While the New York state assembly passed the marijuana legislation 18 months ago, Bloomfield and the other four firms did not officially obtain their licenses until late July. Since then they have been working around the clock to get their products ready in time for Thursday's launch.
Twenty dispensaries will eventually open across the state, but the roll-out will be gradual and patients were only allowed to start registering for treatment from December 23. Only patients with serious illnesses such as cancer, Parkinson's disease, multiple sclerosis or certain forms of epilepsy are eligible.
Nor will they be able to buy cannabis to smoke, but rather take it in pill, oil or drop form. Nicholas Vita, CEO of Columbia Care, another healthcare company registered to provide medical marijuana, estimates that only 0.5 to 1.5 per cent of the state population -- 100,000 to 300,000 people -- will be eligible.
Doctor Stephen Dahmer, chief medical officer for Vireo Health of New York, another authorised laboratory, seeks to ease any concerns. In Minnesota, where Vireo also operates, he says marijuana consumption has been much lower than expected.

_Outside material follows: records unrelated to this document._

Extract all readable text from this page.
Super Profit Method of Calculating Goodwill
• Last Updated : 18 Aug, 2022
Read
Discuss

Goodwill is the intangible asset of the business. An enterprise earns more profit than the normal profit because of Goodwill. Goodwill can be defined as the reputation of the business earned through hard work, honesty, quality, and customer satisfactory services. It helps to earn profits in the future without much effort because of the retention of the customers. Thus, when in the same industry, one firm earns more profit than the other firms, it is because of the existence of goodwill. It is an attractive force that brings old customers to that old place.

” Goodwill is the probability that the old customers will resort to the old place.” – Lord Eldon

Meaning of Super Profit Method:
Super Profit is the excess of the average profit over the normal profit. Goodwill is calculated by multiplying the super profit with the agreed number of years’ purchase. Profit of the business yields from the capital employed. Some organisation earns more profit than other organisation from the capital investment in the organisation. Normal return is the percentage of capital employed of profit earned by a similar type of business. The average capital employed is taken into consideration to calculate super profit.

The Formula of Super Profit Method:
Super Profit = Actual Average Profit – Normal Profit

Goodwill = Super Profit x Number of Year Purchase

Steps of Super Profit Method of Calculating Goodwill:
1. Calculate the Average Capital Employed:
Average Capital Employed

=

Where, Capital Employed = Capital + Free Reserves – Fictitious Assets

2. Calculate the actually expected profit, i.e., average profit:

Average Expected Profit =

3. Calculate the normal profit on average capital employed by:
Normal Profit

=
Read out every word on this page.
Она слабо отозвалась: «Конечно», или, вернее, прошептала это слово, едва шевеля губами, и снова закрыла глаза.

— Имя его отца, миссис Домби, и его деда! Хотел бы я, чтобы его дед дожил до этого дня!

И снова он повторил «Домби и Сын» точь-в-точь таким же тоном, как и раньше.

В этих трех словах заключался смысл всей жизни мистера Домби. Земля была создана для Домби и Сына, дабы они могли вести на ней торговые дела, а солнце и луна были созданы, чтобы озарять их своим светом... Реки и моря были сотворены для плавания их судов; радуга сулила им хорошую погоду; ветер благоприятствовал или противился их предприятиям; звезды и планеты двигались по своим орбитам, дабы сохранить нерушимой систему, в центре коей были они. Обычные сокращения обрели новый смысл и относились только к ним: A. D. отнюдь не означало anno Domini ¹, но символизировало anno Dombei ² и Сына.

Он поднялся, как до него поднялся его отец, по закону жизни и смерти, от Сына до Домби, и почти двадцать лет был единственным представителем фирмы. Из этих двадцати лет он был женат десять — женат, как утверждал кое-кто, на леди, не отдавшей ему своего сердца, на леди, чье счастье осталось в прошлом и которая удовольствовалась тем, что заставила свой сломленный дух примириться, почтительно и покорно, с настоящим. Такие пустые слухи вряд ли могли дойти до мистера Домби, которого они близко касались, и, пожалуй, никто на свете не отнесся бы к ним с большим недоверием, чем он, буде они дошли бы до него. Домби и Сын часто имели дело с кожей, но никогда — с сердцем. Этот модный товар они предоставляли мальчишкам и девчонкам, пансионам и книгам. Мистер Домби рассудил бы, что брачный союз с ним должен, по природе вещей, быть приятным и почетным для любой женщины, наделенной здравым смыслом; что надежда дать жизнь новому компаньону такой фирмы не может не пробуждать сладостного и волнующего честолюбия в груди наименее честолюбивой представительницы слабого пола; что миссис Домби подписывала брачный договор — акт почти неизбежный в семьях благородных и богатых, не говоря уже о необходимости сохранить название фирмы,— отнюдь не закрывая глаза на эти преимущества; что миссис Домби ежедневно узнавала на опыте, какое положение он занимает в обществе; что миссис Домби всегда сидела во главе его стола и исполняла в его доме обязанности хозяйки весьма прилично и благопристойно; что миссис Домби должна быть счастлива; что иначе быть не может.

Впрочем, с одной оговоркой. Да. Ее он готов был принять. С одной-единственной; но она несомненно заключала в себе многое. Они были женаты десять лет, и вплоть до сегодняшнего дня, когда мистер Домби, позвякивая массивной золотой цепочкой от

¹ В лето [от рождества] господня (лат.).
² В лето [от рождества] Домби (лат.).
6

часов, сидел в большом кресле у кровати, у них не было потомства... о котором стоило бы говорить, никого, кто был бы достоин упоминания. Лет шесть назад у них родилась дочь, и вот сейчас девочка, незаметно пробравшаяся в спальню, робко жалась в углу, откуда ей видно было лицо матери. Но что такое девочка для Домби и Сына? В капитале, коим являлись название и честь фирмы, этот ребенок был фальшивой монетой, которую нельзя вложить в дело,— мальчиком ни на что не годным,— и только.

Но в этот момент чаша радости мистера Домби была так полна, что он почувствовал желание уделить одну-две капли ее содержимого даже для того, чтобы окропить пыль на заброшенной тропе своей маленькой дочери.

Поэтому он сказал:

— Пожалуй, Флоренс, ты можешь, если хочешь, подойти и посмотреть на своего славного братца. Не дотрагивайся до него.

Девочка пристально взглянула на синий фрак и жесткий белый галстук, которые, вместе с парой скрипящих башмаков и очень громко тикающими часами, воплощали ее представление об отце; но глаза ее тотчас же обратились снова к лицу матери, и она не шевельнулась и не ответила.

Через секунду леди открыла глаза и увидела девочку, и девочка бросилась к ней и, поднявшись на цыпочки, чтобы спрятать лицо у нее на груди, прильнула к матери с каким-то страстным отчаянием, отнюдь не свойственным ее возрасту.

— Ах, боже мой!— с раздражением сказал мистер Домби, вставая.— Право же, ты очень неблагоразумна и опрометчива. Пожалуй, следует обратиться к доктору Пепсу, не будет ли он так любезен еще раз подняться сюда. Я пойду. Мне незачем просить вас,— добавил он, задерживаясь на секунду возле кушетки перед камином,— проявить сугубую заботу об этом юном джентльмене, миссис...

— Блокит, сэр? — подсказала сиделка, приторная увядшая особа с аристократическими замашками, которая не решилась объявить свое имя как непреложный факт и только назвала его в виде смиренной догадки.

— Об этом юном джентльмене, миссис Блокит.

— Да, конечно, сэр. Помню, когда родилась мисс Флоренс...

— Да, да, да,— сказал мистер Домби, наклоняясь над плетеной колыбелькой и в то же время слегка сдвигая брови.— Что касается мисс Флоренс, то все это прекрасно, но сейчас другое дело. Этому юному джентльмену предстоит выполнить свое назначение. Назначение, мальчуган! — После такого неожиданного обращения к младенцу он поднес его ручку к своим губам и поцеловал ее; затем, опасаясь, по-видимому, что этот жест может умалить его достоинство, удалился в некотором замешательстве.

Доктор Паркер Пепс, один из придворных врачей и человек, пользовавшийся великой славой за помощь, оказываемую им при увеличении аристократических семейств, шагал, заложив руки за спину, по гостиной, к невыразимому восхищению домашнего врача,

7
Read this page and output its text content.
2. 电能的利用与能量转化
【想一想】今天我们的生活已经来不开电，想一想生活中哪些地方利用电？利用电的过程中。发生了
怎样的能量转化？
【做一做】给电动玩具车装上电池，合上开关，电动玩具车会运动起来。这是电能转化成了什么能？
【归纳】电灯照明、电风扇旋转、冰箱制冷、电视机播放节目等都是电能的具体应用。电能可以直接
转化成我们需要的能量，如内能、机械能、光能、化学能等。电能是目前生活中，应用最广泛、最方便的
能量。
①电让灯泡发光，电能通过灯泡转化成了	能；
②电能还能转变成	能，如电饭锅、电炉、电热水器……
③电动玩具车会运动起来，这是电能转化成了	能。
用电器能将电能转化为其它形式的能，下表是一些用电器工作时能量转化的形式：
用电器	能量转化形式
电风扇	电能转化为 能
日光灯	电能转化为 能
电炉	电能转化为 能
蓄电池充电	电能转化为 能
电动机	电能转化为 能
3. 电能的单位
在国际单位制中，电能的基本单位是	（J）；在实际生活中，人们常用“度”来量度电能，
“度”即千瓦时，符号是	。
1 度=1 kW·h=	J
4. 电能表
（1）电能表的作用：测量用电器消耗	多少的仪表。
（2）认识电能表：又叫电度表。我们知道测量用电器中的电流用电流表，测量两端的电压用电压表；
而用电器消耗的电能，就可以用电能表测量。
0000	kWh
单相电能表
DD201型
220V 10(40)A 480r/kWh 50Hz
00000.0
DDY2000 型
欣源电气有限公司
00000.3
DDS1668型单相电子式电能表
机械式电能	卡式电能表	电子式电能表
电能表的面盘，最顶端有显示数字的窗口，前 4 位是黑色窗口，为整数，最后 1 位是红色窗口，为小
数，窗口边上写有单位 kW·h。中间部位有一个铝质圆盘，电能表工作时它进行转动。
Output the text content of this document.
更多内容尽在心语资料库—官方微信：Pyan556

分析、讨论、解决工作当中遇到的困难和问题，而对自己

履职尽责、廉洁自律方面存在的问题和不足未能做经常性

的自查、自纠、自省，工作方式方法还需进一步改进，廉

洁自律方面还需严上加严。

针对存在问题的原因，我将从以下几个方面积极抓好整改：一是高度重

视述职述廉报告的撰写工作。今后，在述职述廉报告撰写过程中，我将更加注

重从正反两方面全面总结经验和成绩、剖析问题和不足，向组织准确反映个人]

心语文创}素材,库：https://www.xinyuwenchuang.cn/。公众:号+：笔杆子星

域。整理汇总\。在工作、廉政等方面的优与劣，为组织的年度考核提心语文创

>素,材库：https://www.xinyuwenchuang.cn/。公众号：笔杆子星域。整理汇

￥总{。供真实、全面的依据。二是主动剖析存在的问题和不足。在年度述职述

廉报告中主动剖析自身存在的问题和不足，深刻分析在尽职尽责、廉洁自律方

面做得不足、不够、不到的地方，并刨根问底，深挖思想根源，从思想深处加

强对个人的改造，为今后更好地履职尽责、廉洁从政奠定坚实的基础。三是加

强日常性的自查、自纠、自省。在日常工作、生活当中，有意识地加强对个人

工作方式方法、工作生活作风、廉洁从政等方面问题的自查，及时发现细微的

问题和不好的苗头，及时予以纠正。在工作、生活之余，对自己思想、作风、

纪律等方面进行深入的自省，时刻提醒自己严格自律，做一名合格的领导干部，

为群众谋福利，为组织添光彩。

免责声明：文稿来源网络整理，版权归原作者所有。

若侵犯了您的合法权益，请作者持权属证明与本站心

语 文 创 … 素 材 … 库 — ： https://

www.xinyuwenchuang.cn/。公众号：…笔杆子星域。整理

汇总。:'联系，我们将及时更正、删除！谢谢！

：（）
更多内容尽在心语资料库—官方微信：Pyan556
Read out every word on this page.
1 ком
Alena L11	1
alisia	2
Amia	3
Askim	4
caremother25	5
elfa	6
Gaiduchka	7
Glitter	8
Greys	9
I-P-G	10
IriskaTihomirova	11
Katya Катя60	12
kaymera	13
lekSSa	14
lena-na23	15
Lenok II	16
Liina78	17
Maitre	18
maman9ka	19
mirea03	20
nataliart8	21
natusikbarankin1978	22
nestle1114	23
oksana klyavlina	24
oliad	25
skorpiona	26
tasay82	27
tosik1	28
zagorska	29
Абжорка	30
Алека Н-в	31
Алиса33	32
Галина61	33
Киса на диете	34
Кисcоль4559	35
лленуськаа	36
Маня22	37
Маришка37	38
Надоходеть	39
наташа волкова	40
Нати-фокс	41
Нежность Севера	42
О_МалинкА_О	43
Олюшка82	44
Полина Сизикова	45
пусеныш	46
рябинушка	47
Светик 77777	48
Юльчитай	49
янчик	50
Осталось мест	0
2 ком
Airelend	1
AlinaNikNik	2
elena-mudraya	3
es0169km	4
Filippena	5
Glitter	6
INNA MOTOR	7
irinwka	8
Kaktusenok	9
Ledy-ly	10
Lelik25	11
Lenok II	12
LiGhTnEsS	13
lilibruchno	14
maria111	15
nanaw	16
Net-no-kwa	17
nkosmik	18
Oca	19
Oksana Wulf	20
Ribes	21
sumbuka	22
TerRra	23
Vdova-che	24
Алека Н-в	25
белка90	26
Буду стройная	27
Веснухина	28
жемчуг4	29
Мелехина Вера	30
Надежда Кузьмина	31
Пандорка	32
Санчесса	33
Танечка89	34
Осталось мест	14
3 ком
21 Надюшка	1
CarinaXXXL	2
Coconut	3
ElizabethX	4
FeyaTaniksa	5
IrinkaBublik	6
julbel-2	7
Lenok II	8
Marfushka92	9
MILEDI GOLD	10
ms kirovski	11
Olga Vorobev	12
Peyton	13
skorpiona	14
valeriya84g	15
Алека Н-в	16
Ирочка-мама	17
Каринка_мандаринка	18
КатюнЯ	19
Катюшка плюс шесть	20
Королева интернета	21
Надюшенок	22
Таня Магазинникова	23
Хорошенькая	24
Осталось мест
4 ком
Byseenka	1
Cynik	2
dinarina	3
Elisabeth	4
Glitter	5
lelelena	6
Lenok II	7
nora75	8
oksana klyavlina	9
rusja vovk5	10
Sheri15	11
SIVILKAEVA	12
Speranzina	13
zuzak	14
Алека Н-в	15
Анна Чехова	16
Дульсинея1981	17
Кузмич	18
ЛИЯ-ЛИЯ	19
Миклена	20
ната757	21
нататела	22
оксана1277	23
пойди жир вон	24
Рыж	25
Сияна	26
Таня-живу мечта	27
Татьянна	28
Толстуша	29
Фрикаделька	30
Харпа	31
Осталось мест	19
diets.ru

None of the three firms contacted by AFP would divulge the cost of treatment but it is understood to start at around $200 a month per patient. At the moment no US health insurance company will pay for marijuana for medicinal purposes, so its cost must be met privately.
Vita says it offers help to patients of limited funds, but did not disclose precise details of how that might work. Twenty years after cannabis was legalised for medicinal use in California, 23 states and the capital Washington, DC have now followed suit.
According to Dahmer, attitudes are slowly changing. "There's still a lot of taboo," he told AFP. "I think it's definitely shifting in the right direction. Completely shifted -- I wouldn't say that much -- but there's definitely a positive momentum," he added.
Marijuana and its derivative products do not come under the control of the US Food and Drug Administration and conclusive scientific studies are still up for debate. "Many of (the studies) surround addictions or negative consequences but we're starting to see more studies related to the positive benefits," said Dahmer. According to a Harris Poll carried out last May, 81 per cent of Americans favour legalising marijuana for medical use, up from 74 per cent in 2011.